In 1957, the family moved to Livermore, California, where James worked as a physicist at what is now the Lawrence Livermore National Laboratory (LLNL). Gail and James ultimately settled on a former chicken ranch in South Livermore, where Gail helped to design an addition to the small farmhouse on the property. While Gail assumed a traditional homemaker role during the 1960s, she found time to volunteer as a social worker, with particular interest in low-income housing projects like the Leahy Square project.

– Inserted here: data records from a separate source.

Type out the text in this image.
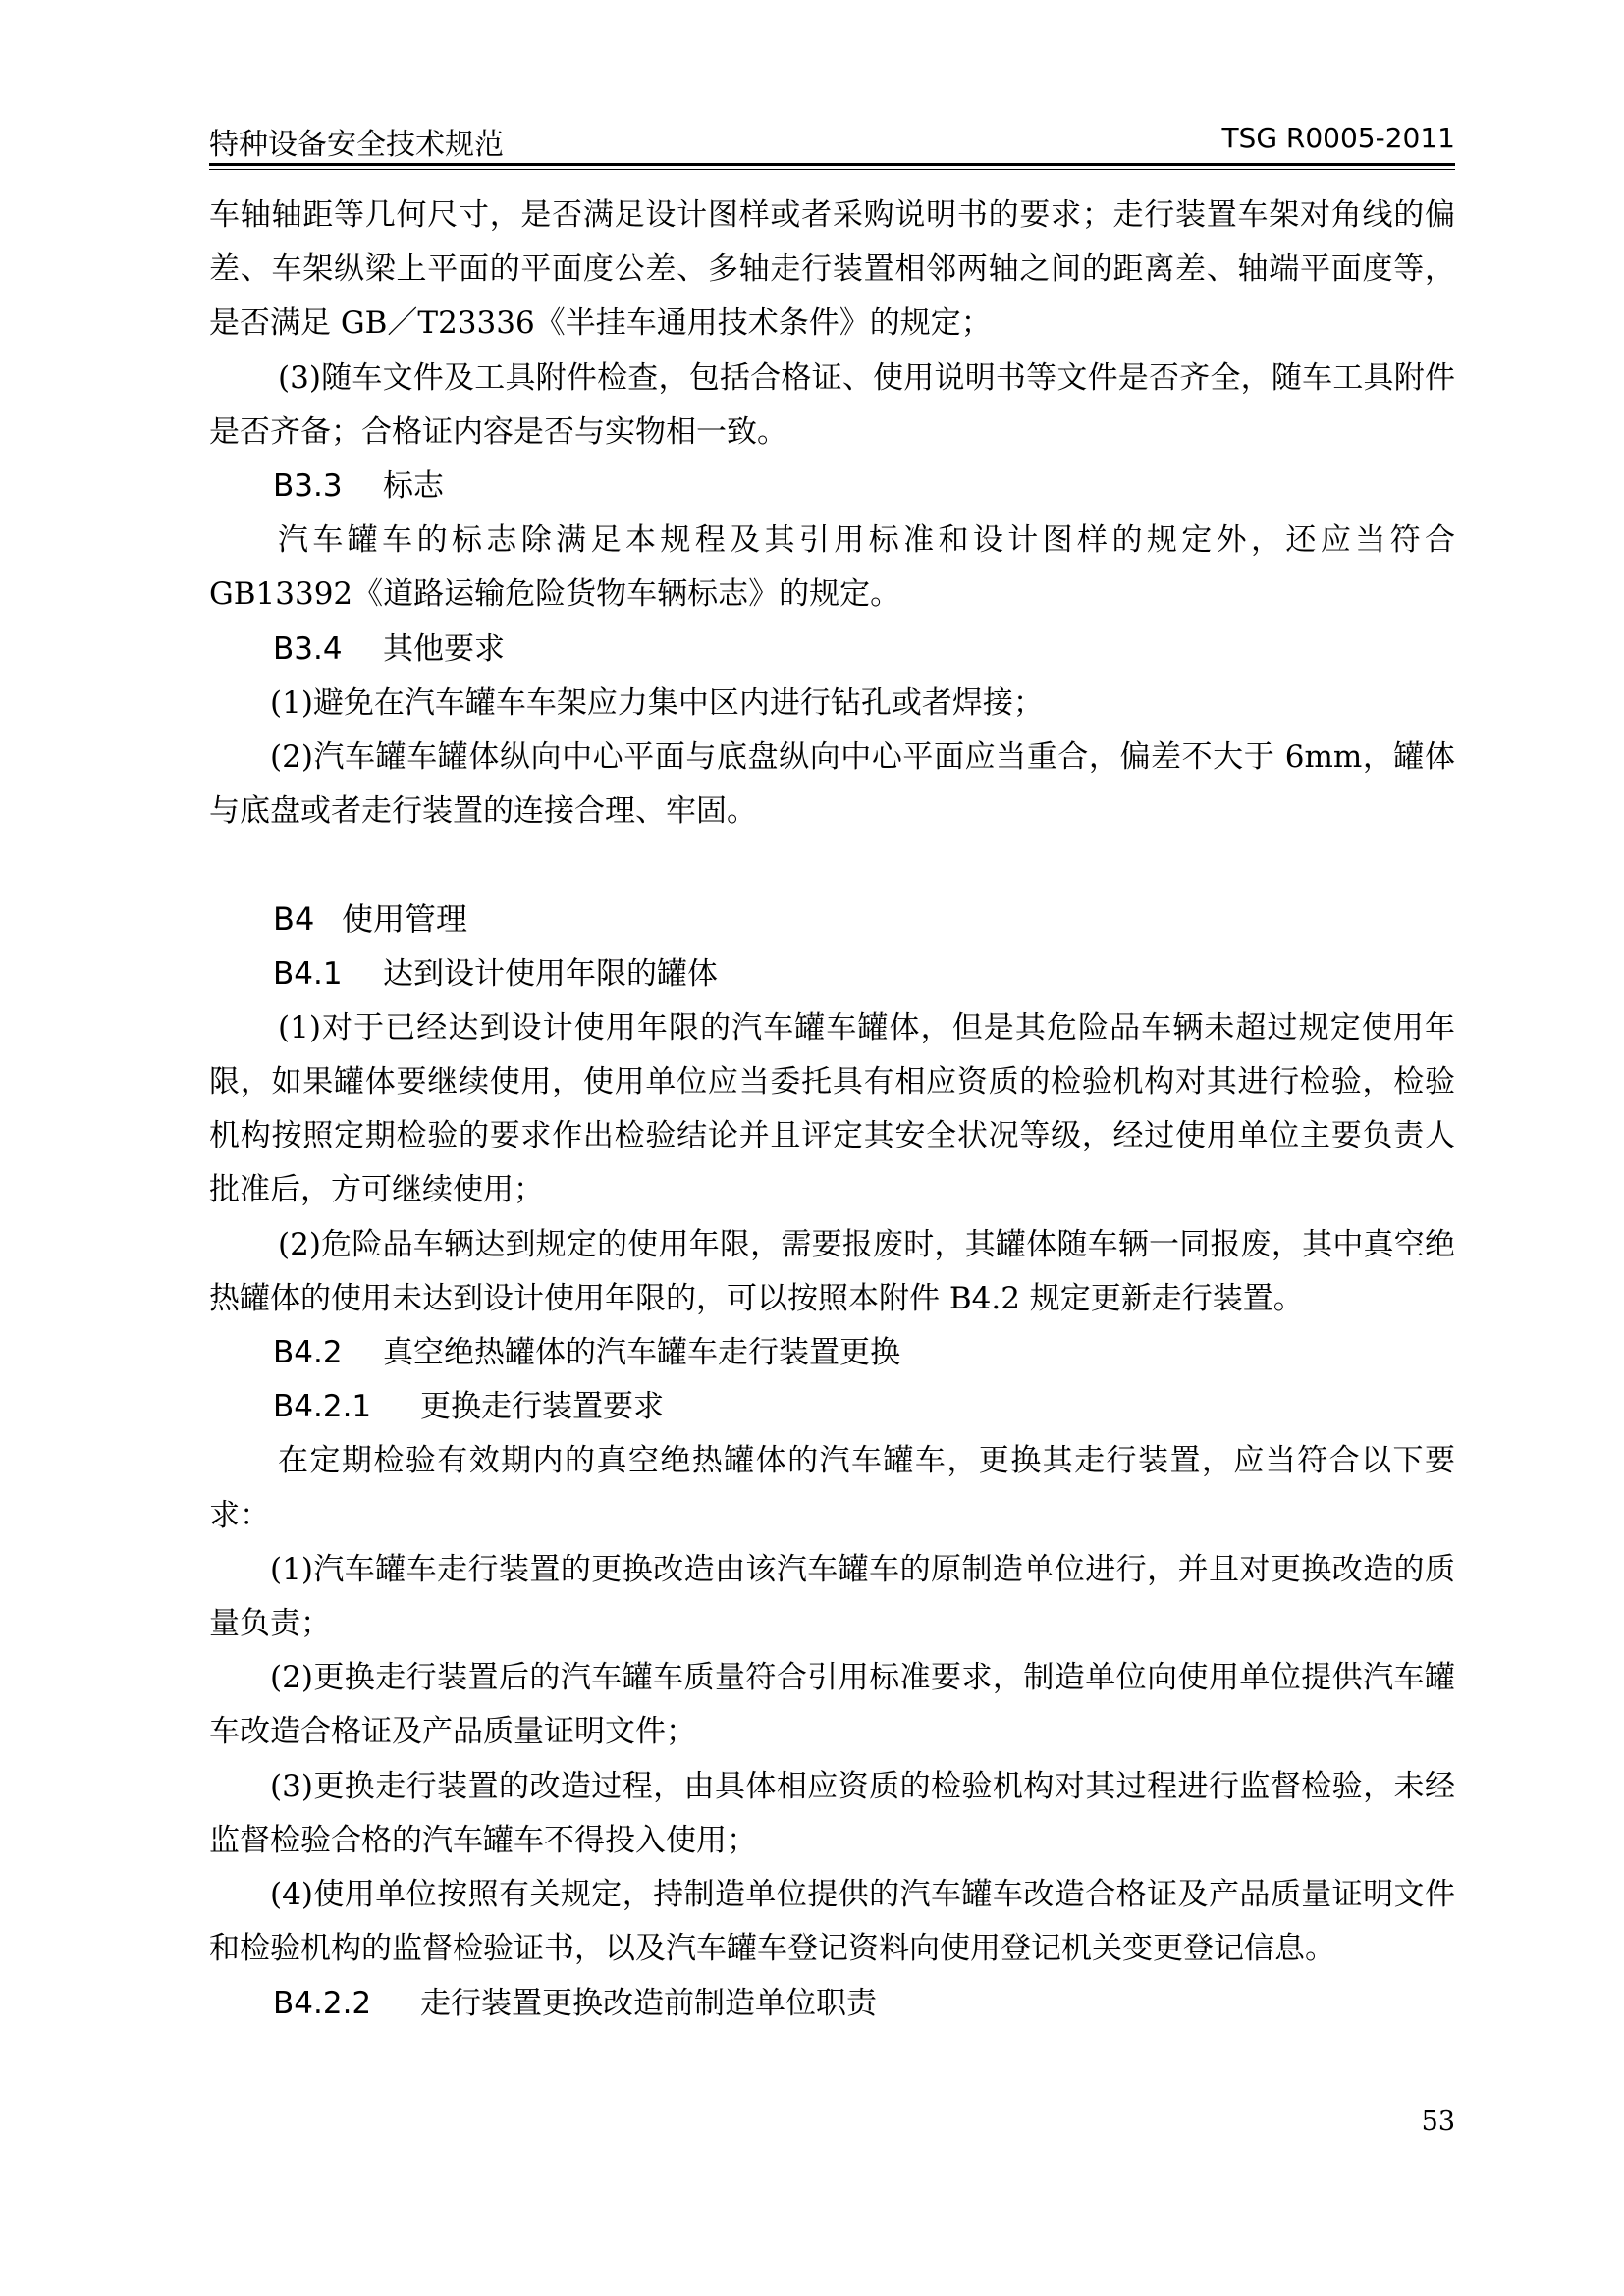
特种设备安全技术规范	TSG R0005-2011

车轴轴距等几何尺寸，是否满足设计图样或者采购说明书的要求；走行装置车架对角线的偏差、车架纵梁上平面的平面度公差、多轴走行装置相邻两轴之间的距离差、轴端平面度等，是否满足 GB／T23336《半挂车通用技术条件》的规定；

(3)随车文件及工具附件检查，包括合格证、使用说明书等文件是否齐全，随车工具附件是否齐备；合格证内容是否与实物相一致。

B3.3 标志

汽车罐车的标志除满足本规程及其引用标准和设计图样的规定外，还应当符合GB13392《道路运输危险货物车辆标志》的规定。

B3.4 其他要求

(1)避免在汽车罐车车架应力集中区内进行钻孔或者焊接；

(2)汽车罐车罐体纵向中心平面与底盘纵向中心平面应当重合，偏差不大于 6mm，罐体与底盘或者走行装置的连接合理、牢固。

B4 使用管理

B4.1 达到设计使用年限的罐体

(1)对于已经达到设计使用年限的汽车罐车罐体，但是其危险品车辆未超过规定使用年限，如果罐体要继续使用，使用单位应当委托具有相应资质的检验机构对其进行检验，检验机构按照定期检验的要求作出检验结论并且评定其安全状况等级，经过使用单位主要负责人批准后，方可继续使用；

(2)危险品车辆达到规定的使用年限，需要报废时，其罐体随车辆一同报废，其中真空绝热罐体的使用未达到设计使用年限的，可以按照本附件 B4.2 规定更新走行装置。

B4.2 真空绝热罐体的汽车罐车走行装置更换

B4.2.1 更换走行装置要求

在定期检验有效期内的真空绝热罐体的汽车罐车，更换其走行装置，应当符合以下要求：

(1)汽车罐车走行装置的更换改造由该汽车罐车的原制造单位进行，并且对更换改造的质量负责；

(2)更换走行装置后的汽车罐车质量符合引用标准要求，制造单位向使用单位提供汽车罐车改造合格证及产品质量证明文件；

(3)更换走行装置的改造过程，由具体相应资质的检验机构对其过程进行监督检验，未经监督检验合格的汽车罐车不得投入使用；

(4)使用单位按照有关规定，持制造单位提供的汽车罐车改造合格证及产品质量证明文件和检验机构的监督检验证书，以及汽车罐车登记资料向使用登记机关变更登记信息。

B4.2.2 走行装置更换改造前制造单位职责

53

After James was diagnosed with a brain tumor in 1983, Gail helped care for him until his death in 1984. The next year, she started renting rooms in her house to LLNL visitors, running a small bed-and-breakfast business for 10 years. In 1987, she married another physicist, John Fletcher, who worked at LLNL until his retirement.

Gail had a small vineyard of Syrah grapes installed on her rural property in the southern Livermore “wine country” in 2000. She named it Tazetta Vineyard, after the flowers she enjoyed planting around the yard, and was active in the local grape-growers’ association and the Spinning Wheel Antique Club.

Among other progressive charitable causes, Gail supported the performing arts, donating to the Livermore Valley Opera and Livermore-Amador Symphony, a community orchestra her first husband helped form. And in 2004, she and John also successfully advocated for correcting the mistakes on a mosaic in front of the Livermore Public Library, which was rife with misspellings such as “Eistein,” “Shakespere,” and “Van Gough.”

Gail died at age 98 at the Silverado Memory Care Home. She was predeceased by her second husband, John Fletcher, and is survived by her sons, James Bergheim Shearer and Peter Marston Shearer.